Она встала, отряхнула грязь со своей черной юбки и рассыпала остатки увядших цветов на траву, пробивавшуюся сквозь надгробные камни над прахом Гвитина. Поднимаясь по тропинке и кутаясь в плащ от продувающего насквозь ветра, она подумала, отчего бы ей не лежать рядом с братом и отцом ее Ллутом здесь, на тихом горном склоне. Что уготовила ей жизнь?
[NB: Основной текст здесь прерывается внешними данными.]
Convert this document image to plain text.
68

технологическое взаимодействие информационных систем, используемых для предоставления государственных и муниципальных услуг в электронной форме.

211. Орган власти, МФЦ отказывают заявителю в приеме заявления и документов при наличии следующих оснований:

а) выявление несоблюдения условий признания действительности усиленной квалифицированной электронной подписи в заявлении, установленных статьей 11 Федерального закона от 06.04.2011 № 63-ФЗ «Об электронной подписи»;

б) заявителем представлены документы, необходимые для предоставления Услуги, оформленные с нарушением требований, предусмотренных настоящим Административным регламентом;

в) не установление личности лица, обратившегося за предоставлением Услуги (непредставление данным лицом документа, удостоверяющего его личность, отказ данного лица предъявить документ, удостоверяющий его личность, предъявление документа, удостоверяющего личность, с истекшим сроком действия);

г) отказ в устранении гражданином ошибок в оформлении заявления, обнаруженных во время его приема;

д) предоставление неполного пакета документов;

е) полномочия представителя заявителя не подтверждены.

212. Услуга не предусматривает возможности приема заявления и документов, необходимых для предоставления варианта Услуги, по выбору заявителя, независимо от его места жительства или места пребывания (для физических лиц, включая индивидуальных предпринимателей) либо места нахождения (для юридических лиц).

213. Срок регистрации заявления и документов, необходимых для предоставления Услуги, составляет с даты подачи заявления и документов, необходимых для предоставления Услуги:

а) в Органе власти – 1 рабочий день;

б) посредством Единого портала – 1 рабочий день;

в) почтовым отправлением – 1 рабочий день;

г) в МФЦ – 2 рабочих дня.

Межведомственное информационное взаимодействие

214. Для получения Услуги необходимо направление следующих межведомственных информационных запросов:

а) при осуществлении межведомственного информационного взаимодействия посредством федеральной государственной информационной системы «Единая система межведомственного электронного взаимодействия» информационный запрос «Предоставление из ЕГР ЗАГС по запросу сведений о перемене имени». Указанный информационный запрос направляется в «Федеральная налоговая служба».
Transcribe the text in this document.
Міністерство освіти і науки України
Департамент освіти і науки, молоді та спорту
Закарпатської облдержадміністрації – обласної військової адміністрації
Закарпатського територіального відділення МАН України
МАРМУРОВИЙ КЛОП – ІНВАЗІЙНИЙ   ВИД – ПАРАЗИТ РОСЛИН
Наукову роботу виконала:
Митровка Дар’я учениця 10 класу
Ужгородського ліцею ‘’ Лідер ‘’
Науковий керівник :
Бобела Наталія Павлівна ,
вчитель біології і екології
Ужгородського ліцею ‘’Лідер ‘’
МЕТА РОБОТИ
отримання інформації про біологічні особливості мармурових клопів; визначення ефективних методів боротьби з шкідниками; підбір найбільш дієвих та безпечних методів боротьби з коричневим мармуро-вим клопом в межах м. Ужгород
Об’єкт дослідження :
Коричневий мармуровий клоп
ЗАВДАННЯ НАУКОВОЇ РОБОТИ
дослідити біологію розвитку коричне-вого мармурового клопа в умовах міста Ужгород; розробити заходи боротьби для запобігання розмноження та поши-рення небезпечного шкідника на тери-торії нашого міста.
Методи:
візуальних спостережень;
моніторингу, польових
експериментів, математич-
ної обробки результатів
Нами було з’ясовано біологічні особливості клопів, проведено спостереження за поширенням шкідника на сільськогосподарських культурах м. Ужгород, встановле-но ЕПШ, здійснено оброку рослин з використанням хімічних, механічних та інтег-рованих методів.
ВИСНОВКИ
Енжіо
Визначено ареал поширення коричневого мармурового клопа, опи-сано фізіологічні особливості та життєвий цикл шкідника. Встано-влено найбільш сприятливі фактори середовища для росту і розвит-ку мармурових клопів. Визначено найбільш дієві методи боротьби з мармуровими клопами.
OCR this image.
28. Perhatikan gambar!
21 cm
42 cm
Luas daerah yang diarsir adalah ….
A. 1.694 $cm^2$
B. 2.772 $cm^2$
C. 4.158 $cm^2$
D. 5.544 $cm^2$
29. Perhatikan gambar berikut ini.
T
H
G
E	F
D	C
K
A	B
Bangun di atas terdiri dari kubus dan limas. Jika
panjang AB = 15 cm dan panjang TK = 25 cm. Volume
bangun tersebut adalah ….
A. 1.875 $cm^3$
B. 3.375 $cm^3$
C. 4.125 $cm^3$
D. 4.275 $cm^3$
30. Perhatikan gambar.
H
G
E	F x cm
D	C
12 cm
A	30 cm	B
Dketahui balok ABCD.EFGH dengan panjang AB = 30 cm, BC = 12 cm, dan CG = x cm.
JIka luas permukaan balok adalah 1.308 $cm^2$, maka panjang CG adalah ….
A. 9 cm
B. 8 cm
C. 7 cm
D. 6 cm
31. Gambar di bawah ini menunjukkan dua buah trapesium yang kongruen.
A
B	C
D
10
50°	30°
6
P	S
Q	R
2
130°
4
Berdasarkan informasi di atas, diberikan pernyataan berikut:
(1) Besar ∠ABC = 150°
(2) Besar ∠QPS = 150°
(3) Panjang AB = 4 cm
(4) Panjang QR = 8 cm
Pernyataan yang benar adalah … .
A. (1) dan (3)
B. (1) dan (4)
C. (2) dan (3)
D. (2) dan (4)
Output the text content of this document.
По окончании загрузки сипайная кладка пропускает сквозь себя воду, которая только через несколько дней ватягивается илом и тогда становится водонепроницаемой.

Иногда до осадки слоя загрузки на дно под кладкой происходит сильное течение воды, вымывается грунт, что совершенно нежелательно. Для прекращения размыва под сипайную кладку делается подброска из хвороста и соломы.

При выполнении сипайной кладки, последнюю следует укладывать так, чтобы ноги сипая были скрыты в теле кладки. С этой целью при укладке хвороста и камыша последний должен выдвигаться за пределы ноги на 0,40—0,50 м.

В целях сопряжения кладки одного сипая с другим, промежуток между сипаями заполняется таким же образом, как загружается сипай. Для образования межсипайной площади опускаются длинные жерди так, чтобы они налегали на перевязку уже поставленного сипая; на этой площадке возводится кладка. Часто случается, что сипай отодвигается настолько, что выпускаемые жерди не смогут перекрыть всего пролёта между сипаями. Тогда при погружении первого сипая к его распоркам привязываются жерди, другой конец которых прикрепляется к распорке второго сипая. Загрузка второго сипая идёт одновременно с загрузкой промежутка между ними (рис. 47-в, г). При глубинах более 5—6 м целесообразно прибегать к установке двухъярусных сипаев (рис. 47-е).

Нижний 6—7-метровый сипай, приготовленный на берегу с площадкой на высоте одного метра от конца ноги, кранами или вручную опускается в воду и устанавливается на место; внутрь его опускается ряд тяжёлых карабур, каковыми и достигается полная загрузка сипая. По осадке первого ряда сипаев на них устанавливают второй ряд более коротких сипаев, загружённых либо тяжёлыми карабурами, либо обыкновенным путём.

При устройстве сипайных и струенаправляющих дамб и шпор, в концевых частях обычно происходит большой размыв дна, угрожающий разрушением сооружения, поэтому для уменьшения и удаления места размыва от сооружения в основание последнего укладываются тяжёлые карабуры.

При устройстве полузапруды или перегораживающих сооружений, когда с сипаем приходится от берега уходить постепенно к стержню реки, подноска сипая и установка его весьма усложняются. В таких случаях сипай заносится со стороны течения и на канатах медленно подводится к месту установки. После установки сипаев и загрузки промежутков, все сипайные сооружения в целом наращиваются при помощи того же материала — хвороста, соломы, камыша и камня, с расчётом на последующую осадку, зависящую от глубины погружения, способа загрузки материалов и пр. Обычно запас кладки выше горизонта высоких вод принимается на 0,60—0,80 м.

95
Она знала, что сказал бы на это Эолер. Граф Над Муллаха сказал бы, что у ее народа больше никого не осталось, кроме Мегвин, чтобы вдохновлять их и вести. «Надежда, — говорил он своим тихим вкрадчивым голосом, — подобна подпруге королевского седла: тонкая вещица, но если лопнет, весь мир окажется вверх тормашками».
Подумав о графе, она испытала приступ гнева. Что он знает? Что может вообще знать о смерти человек, подобный Эолеру, настолько исполненный жизни, что она кажется ему божественным даром? Разве способен он понять, как тяжело просыпаться по утрам с сознанием, что от тебя ушли те, кого ты любил больше всего на свете, что твой народ, окруженный врагами, не защищен и обречен на медленное унизительное вымирание? Какой дар богов стоит этого серого груза боли и непрерывного потока черных мыслей?
Эолер из Над Муллаха часто навещал ее в последние дни, разговаривая с ней, как с ребенком. Когда-то, очень давно, она была влюблена в него, но никогда не была настолько глупа, чтобы поверить, что он способен на ответное чувство. Как можно влюбиться в Мегвин, которая при своем высоком, почти мужском росте, прямоте и неуклюжести в словах и манерах была гораздо больше похожа на дочь фермера, чем на принцессу? Но теперь, когда от всего королевского рода Луг Уб-Лутин остались лишь она да ее растерянная молодая мачеха, Эолер вдруг стал проявлять интерес к ней.